Let L be a line going through (0,0) in $\mathbb{R}^2$
Let $\alpha$ be some $C^1$ curve belonging to L
Let $F(x,y)=(y,-x)$
How one goes to prove that $\int_{\alpha}F\cdot d\alpha=0$
I am not asking for proof per se. Line " Let $\alpha$ be some $C^1$ curve belonging to L" is crude translation from finnish, which I have trouble to grasp.

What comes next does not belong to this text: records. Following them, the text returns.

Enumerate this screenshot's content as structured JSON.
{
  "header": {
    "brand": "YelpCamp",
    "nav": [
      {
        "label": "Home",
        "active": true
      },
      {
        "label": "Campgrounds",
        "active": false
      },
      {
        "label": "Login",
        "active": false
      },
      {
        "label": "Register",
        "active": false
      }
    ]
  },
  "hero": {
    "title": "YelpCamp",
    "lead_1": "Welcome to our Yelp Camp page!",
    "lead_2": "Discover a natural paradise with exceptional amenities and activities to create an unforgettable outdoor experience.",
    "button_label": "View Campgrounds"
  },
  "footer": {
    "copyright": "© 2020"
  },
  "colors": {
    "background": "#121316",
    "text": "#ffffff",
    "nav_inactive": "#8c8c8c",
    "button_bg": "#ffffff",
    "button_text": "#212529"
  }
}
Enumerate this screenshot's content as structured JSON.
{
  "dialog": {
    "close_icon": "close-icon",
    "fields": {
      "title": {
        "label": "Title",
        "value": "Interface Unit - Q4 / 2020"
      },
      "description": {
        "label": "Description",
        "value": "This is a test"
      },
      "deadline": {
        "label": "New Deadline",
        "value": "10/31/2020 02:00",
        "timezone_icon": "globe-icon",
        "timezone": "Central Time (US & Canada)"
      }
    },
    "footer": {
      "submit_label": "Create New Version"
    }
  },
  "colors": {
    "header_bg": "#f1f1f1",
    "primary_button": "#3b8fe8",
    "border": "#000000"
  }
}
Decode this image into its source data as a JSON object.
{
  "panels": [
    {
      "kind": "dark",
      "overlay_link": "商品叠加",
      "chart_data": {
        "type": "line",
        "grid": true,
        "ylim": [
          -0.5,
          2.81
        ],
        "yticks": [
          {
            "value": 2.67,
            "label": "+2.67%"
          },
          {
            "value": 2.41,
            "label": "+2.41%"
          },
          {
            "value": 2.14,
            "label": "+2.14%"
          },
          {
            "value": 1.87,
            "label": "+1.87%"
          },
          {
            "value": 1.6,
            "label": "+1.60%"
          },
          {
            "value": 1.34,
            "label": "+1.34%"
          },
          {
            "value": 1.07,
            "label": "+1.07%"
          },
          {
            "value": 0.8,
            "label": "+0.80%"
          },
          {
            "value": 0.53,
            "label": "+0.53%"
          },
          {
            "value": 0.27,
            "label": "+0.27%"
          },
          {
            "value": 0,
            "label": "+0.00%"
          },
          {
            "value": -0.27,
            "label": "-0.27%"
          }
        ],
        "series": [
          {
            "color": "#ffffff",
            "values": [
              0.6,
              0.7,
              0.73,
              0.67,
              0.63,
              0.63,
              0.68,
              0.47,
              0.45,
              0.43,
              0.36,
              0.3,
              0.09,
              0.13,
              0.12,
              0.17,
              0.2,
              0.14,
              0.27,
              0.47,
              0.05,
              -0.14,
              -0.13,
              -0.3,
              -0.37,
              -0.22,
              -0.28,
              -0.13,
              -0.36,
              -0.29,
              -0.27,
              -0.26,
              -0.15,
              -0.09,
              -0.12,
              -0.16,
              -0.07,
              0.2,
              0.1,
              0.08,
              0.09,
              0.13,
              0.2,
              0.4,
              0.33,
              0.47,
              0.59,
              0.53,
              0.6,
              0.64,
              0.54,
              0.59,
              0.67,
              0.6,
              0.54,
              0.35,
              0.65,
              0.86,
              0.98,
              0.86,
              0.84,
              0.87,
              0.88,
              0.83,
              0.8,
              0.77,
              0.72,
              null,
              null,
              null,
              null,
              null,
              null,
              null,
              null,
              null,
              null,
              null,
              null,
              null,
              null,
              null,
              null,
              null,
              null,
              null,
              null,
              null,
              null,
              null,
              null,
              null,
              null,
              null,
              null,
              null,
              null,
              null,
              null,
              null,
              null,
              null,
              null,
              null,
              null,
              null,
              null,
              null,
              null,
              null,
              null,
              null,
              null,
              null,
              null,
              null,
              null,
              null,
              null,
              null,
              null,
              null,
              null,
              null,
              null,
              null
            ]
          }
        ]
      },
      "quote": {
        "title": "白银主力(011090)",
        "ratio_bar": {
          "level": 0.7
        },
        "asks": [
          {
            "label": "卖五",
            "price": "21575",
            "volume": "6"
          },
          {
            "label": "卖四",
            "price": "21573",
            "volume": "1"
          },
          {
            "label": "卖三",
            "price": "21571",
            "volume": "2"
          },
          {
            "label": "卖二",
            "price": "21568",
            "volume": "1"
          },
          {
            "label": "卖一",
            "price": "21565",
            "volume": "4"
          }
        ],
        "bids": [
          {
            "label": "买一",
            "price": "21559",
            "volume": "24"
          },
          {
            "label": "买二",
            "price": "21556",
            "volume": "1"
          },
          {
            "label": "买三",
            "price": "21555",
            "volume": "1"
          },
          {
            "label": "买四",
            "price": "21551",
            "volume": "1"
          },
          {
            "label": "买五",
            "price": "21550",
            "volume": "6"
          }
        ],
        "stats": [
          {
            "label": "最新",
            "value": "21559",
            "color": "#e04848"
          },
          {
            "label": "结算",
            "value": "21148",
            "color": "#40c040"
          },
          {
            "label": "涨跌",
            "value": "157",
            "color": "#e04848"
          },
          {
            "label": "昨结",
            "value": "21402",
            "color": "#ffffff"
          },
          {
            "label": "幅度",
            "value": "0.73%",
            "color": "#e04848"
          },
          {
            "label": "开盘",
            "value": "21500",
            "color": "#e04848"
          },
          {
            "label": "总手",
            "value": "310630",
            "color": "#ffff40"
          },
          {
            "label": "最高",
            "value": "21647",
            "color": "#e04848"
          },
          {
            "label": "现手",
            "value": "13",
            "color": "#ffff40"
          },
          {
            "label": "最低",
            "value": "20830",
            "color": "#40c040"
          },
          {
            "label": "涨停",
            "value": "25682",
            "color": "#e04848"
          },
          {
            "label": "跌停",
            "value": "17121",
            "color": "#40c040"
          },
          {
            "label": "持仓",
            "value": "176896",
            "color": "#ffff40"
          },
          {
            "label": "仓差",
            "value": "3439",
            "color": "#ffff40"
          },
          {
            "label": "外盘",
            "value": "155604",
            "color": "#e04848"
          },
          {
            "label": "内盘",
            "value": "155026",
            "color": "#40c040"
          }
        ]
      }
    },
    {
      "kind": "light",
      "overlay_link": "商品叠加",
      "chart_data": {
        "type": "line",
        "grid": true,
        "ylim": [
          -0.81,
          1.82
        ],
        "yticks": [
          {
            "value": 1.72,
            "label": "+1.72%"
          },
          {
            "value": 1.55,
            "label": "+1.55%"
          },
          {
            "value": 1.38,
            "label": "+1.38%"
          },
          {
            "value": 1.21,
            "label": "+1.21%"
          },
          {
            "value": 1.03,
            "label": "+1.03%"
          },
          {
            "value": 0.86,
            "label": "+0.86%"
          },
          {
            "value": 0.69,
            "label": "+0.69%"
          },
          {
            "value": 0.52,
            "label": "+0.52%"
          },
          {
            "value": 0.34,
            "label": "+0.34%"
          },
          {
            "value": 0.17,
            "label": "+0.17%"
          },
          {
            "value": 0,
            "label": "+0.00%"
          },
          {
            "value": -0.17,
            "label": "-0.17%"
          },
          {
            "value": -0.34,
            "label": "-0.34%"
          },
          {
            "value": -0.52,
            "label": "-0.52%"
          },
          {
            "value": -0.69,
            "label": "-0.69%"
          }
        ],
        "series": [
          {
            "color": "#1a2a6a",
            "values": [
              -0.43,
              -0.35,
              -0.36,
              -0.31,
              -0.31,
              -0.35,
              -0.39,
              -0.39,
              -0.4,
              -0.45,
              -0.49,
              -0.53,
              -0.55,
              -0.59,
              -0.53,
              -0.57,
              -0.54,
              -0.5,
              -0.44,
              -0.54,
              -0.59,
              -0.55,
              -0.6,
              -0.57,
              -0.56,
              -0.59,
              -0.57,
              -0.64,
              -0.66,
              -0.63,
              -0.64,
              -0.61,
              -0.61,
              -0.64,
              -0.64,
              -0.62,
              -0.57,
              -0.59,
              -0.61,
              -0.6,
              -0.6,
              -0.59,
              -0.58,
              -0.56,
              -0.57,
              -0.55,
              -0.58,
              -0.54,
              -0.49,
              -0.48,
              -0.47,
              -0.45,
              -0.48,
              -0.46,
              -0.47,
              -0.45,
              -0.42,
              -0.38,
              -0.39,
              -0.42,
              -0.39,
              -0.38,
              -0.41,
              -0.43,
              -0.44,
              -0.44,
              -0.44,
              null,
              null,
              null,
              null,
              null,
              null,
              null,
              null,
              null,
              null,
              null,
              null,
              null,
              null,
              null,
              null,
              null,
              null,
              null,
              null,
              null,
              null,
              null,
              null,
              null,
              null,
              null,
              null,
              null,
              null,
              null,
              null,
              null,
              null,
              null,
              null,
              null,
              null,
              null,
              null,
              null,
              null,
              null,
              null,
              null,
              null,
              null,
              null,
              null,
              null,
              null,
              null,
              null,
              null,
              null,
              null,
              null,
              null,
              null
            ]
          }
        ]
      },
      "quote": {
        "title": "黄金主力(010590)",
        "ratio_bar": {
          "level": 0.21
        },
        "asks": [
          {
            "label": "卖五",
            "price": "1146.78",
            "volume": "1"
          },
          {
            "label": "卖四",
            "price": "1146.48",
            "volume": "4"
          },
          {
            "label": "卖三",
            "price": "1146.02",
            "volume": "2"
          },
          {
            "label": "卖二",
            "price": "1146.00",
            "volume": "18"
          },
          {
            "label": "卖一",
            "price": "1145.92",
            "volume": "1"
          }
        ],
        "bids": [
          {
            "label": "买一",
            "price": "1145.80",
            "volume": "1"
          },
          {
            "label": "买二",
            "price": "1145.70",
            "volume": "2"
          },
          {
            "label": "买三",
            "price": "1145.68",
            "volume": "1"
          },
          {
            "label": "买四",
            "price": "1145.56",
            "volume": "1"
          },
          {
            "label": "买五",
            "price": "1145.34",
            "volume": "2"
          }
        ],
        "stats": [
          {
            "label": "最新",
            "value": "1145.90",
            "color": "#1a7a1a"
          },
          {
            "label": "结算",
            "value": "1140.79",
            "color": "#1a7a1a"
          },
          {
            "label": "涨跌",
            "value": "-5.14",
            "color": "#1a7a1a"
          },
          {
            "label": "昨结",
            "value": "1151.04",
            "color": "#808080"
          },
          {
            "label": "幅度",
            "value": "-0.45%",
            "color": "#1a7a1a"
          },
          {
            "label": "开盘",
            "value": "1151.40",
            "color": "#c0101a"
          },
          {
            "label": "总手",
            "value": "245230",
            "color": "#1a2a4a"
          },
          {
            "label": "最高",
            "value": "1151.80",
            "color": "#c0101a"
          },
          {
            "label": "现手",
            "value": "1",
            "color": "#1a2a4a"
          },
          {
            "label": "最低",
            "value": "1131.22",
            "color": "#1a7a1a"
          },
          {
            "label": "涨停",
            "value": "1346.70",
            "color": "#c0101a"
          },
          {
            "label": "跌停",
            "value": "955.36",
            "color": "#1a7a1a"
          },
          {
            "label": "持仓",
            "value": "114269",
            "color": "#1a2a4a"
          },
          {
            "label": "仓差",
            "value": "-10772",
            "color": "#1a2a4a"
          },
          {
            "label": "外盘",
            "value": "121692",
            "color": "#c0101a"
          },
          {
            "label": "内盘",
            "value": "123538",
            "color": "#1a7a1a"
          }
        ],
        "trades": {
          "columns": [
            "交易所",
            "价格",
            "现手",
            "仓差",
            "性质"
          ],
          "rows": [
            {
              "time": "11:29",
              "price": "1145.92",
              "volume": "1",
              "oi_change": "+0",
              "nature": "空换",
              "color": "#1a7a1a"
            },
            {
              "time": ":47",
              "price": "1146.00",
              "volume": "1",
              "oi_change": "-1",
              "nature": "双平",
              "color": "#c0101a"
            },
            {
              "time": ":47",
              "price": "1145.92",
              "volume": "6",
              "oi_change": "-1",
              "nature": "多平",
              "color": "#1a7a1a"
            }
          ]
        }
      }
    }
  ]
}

Decided to ask stackexchange, because if $F(x,y)=(y,-x)$, $\int_{\alpha}F\cdot d\alpha=0$ concepts ring a bell - please give me a pointer, what does it mean "some curve belonging to a line going through (0,0)"?
Got it.
In this context it means that $\alpha(t) \in L$, ie subset of L
as example $\alpha(t)=(t^3,t^3)$ for $t \in \mathbb{R}$, or $\alpha(t)=(sin(t),sin(t))$ for $t \in [-1,1]$
And original question regarding proof is then
$int_{\alpha} F \cdot d\alpha=\int_{\alpha} (-y,x)\cdot (\alpha_x'(t),\alpha_y'(t))$
Since $\alpha(t) \in L$, we can say it is of a form $(g(t),kg(t))$ and $\alpha'(t)=(g'(t),kg'(t))$
dot product is then $g(t)kg'(t)-kg(t)g't=0$
and $\int_a^b 0dt=0$ for any a,b
sorry for bothering